When artist Natalie Hutchinson moved into Baton Rouge’s Ogden Park area in 2005, affordability and abundance of stately trees were big parts of the attraction. She later discovered another reason she seemed to fit in.
“The more I got to know my neighbors, [the more I found out that] a lot of them already were artists,” Hutchinson said. “It just sort of grew.”
On Saturday, the number of artists does more than grow. It breaks out all over the neighborhood.
The third annual Ogden Park Prowl will take place from 1 p.m. to 6 p.m. in the neighborhood bordered by Acadian Thruway and Ogden Drive (near Baton Rouge Magnet High School) to the east and west, and North Boulevard and Government Street to the north and south.
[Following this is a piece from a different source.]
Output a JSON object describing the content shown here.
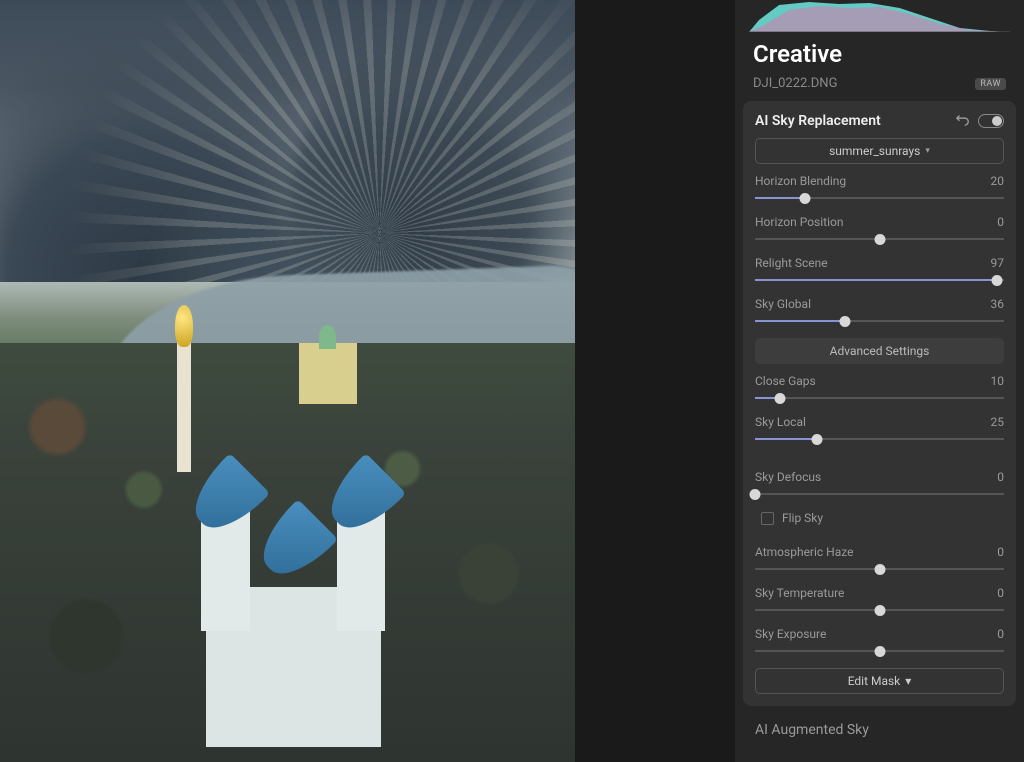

The Prowl will feature all manner of art, as well as food, drink and music to make it an overgrown block party.
The Prowl began fairly informally in 2013, with Ogden Park’s artists displaying their wares, and was so well-received in the neighborhood that it was expanded last year, said Lauren Lambert-Tompkins, president of the Ogden Park Neighborhood Association, which puts on the event. It grew last year to about 500 visitors, and Lambert-Tompkins thinks that number may double this time around. There are 142 artists signed up, also a significant increase from 2014.
Because Ogden Park is inside Baton Rouge’s Mid City Arts District, art sales are tax-free.
“We have so many artists in this neighborhood who kind of wanted an opportunity to show off their own works,” she said. “We have a lot of the more traditional artists — painting, acrylics, sketching — but we also have a lot of artisans: a leather-maker, jewelry makers. A lot of people are selling their crafts, their wares. We’re also going to have three or four stages for live musicians and spoken word. We’re also celebrating culinary art. We’re going to have a food truck roundup, and some local restaurants are doing little pop-up tents.
“We found when you put out a general call for artists … art is a very broad term. We’re not ones to judge what is and isn’t art. Sometimes we get some interesting things, like aerial performers and spoken word and some things that might not traditionally be thought of as art. If you consider yourself an artist, we’ll accept you.”
The artists aren’t limited to those living in the neighborhood, but will come from throughout the area, setting up shop in front of homes and at some of the businesses that border Ogden Park. Last year, Lambert-Tompkins said, there were a dozen stops on each street for visitors to explore. This year, Beverly Drive will be blocked off to vehicles so it can serve as a children’s area from 1 p.m.-4 p.m.
As with most festivals, the food will be an eclectic mix: Mexican, barbecue, chicken and sweets dominate the culinary lineup, and rock, jazz, blues and spoken word will come from four adult stages, with age-appropriate fare at the Kid’s Stop Stage.
But the food and music are the lagniappe at this festival, which celebrates artistic diversity. That alone doesn’t make it unique, but the fact that it draws much of the artistry from a single neighborhood gives it its own flavor.
Hutchinson, a mixed-media painter, said it’s not just Ogden Park’s artists who like having the Prowl fill the streets with people one day a year.
“Everyone’s embraced it,” she said. “I haven’t heard any negative thoughts about it at all. A lot of people are amazed that this is actually going on in their neighborhood. They never thought that anything like that would ever happen. We have White Light Night and all these art walks, which is nice, but is more toward the businesses in Mid City and isn’t geared toward the neighborhoods of the community.
“It’s nice to know you can walk down the street and know your friends are working on some art. It’s a really cool idea.”
Check out the music at this year’s Ogden Park Prowl
Dizzy Arts Main Stage
North end of Beverly Street
Musicians: The Rakers, Ship of Fools, Minos the Saint
Spoken Word Stage
South end of Beverly Street
Local spoken word performers, organized by Desiree Dallagiacomo
Musicians: Dolo Jazz Suite including AF the Naysayer, Ganz Feld and David D’Angelo
Cake Ball Stage
(cake balls donated by Brew Ha-Ha)
Musicians: Lee Ann Raye, local blues artists’ “jam session”
Bricks & Bombs Stage
North end of Hearthstone
Musicians: Denton Hatcher, Ryan Harris, Benjamin Moore
Kid’s Stop Stage
Corner of Beverly and Wilshire
Musicians: Mrs. Dorothy and Her Traveling Shaky Egg Band, Baton Rouge Magnet High School’s Mike Esnault
Atomic Pop Shop on Government Street will also host a few musicians.